What We Do
Management and Conservation
In 2013 the U.S. Fish and Wildlife Service established the Urban Wildlife Conservation Program through Director’s Order No. 208 and a subsequent policy (110 FW 1), with the goal of prioritizing conservation and recreational access in urban areas where more than 80 percent of Americans live.
Strategic Investments Pay Off
Since 2013, with limited funds, the Refuge System has built seven flagship urban national wildlife refuges and supported 32 designated urban partnerships. These innovation centers model strategies to improve access to nature and achieve racial equity in conservation. They help identify scalable solutions that actively address Administration priorities.
- Racial equity and inclusion. John Heinz National Wildlife Refuge at Tinicum in Philadelphia is working with historically excluded African American communities to turn vacant neighborhood lots into vibrant green spaces and take nature lessons into schools. It is also soliciting community feedback on programs and examining institutional biases. (More on John Heinz Refuge below.)

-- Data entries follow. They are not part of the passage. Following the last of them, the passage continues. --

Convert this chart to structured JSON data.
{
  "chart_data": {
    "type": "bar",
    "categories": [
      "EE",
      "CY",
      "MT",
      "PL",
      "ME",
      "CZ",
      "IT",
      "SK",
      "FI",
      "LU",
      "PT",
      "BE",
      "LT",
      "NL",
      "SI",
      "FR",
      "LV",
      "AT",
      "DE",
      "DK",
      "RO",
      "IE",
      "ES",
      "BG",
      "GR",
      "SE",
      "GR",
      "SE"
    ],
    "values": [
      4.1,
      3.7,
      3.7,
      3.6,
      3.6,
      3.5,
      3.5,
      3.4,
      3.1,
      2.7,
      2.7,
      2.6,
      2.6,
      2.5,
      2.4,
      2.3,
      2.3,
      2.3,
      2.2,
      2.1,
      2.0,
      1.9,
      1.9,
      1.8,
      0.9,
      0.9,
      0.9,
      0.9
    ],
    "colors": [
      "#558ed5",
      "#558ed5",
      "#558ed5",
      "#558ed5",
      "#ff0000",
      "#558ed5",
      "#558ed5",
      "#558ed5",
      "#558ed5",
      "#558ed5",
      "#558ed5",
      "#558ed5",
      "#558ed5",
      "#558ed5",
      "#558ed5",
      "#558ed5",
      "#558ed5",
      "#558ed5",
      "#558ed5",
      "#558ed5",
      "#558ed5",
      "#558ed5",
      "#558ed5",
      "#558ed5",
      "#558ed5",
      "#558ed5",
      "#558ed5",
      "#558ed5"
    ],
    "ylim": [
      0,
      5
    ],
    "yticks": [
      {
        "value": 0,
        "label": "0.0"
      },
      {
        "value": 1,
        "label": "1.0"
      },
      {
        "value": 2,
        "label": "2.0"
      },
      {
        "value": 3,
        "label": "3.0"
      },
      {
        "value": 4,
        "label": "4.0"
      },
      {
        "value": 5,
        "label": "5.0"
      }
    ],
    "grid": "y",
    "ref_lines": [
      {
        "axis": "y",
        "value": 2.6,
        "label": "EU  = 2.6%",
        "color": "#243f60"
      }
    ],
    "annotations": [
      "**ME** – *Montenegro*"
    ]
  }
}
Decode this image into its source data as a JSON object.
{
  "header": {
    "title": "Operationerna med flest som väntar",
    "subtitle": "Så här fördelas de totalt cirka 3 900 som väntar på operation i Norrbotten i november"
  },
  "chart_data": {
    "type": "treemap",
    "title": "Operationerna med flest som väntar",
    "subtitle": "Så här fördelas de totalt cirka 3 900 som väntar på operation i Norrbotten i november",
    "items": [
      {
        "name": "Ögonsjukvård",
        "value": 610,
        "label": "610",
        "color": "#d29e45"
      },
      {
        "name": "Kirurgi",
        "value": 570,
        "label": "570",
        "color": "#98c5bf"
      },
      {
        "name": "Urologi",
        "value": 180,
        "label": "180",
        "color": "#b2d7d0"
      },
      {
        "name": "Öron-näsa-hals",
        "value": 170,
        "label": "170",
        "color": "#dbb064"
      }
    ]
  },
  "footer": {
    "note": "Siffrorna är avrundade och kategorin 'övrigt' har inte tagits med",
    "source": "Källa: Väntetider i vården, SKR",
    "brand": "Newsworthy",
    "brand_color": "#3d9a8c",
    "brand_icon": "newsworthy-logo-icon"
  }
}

- Environmental justice. Valle de Oro National Wildlife Refuge in Albuquerque, New Mexico, is the first public land site to integrate environmental and economic justice into its strategic plan. The refuge’s blueprint for wildlife restoration and community health addresses the effects of industrial pollution on the adjacent Mountain View neighborhood. (More on Valle de Oro Refuge below.)
- Career training. Living-wage internships at several urban refuges are helping to mold the next generation’s conservation leaders.
- Climate resilience. National wildlife refuges in the Portland-Vancouver metro area are working with local communities on large-scale habitat restoration to ease flooding worsened by climate change. The projects capture storm water runoff from heavy rainstorms, help prevent flood damage in at-risk areas and maintain habitat for native wildlife species.
Fish and Wildlife Service partnerships in cities like Houston, Providence, Baltimore and Elizabeth, New Jersey, where there are no nearby national wildlife refuges, also foster education and access to nature and outdoor recreation.
The Houston Community Partnerships and Engagement program provides virtual field trips to young people bedridden in hospitals and health facilities. “Virtually Wild! Texas” takes viewers to coastal wetlands, forests, prairies and zoos via their personal electronic devices. Viewers can interact directly with conservation professionals on camera.
In Chicago, an urban partnership trains residents to connect their local communities with nature through guided nature hikes, field trips, outdoor activities, and restoration projects.
Urban partnerships, like those at Santa Ana National Wildlife Refuge in Texas and Desert National Wildlife Refuge in Nevada, have helped neighboring schools and communities create pollinator gardens and other green spaces.
Scores of urban refuges host regular events to introduce kids and adults to fishing and birding.
Refuges in Texas, Colorado, Washington and California have built bridges and trails to better connect nearby cities with green space.
Every year, Lenape National Wildlife Refuge Complex's partnership with Groundwork Hudson Valley and Groundwork Elizabeth gives some 30 teens in Yonkers, N.Y. and 45 teens in Elizabeth, N.J. three weeks of conservation training at three national wildlife refuges (Cherry Valley, Great Swamp, Wallkill River). The teens use that training to promote conservation and green spaces in their home communities. More than 900 youth have benefited over the past 12 years. Thousands more residents have benefited from environmental education and habitat restoration.
John Heinz National Wildlife Refuge at Tinicum partners with community leaders and organizations in Southwest Philadelphia to build lasting relationships. The Philly Nature Kids program teaches natural science to fourth graders at three city schools. A high school work experience program employs up to 30 kids a year in paid internships; these jobs merge into five-to-eight college-level positions each year. Listening and engagement sessions help the refuge better understand community recreation needs. Since 2013 the program has served more than 17,000 kids and adults in historically excluded African American communities.
AtValle de Oro National Wildlife Refuge in New Mexico, partnerships with local schools, youth corps and community groups have helped build trails from a neighboring industrial Albuquerque neighborhood to the refuge, provide field trips for students, and build a community garden that emphasizes traditional seeds and foods.
Since 2014, refuge partnerships with groups including the Rocky Mountain Youth Corps and the Ancestral Lands Conservation Corps have employed more than 500 youth.
In collaboration with partners, the refuge hosts annual career fairs, job shadow opportunities and mentor mixers, supports the New Mexico Green Jobs listserv and will soon open a Center for Conservation Careers office in its new visitor center.